Valiéndose de un picaporte que sobresalía de una puerta medio derruida, ató al animal con seguridad y, habiendo sacado un pañuelo rojo de algodón de su bolsillo, se secó el sudor que le brotaba de la frente; luego, acercándose a la puerta, golpeó tres veces con el extremo de su bastón contera de hierro.

Ante aquel insólito ruido, un enorme perro negro salió corriendo al encuentro del audaz agresor de su morada habitualmente tranquila, gruñendo y mostrando sus afilados dientes blancos con una hostilidad decidida que demostraba sobradamente cuán poco acostumbrado estaba a la sociedad.

En ese momento se oyó un pesado paso que descendía por la escalera de madera que conducía desde el piso superior, y, con muchas reverencias y sonrisas corteses, el anfitrión del Pont du Gard suplicó a su huésped que entrara.

—¡Bienvenido, señor, sé bienvenido! —repitió el atónito Caderousse—. ¡Vamos, Margotin! —gritó, dirigiéndose al perro—, ¿quieres callarte? ¡Le ruego que no le haga caso, señor!

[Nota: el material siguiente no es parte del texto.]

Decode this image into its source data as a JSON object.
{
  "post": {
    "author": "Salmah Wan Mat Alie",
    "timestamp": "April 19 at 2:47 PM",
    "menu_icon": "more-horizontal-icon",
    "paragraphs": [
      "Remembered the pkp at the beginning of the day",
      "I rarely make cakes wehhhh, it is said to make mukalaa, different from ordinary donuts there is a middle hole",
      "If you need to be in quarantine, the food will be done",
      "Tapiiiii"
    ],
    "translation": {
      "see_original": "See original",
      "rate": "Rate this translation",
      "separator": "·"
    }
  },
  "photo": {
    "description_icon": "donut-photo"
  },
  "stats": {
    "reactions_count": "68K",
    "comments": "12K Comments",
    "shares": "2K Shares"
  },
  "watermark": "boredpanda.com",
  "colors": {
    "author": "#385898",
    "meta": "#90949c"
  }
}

Solo ladra, nunca muerde. No dudo que un vaso de buen vino le vendrá bien en este día tan terriblemente caluroso. —Luego, al reparar por primera vez en las vestiduras del viajero al que tenía que hospedar, Caderousse exclamó apresuradamente—: ¡Mil perdones! ¡En verdad no me había fijado a quién tengo el honor de recibir bajo mi humilde techo! ¿Qué le apetece al abate? ¿Qué refresco puedo ofrecerle? Todo lo que tengo está a su servicio.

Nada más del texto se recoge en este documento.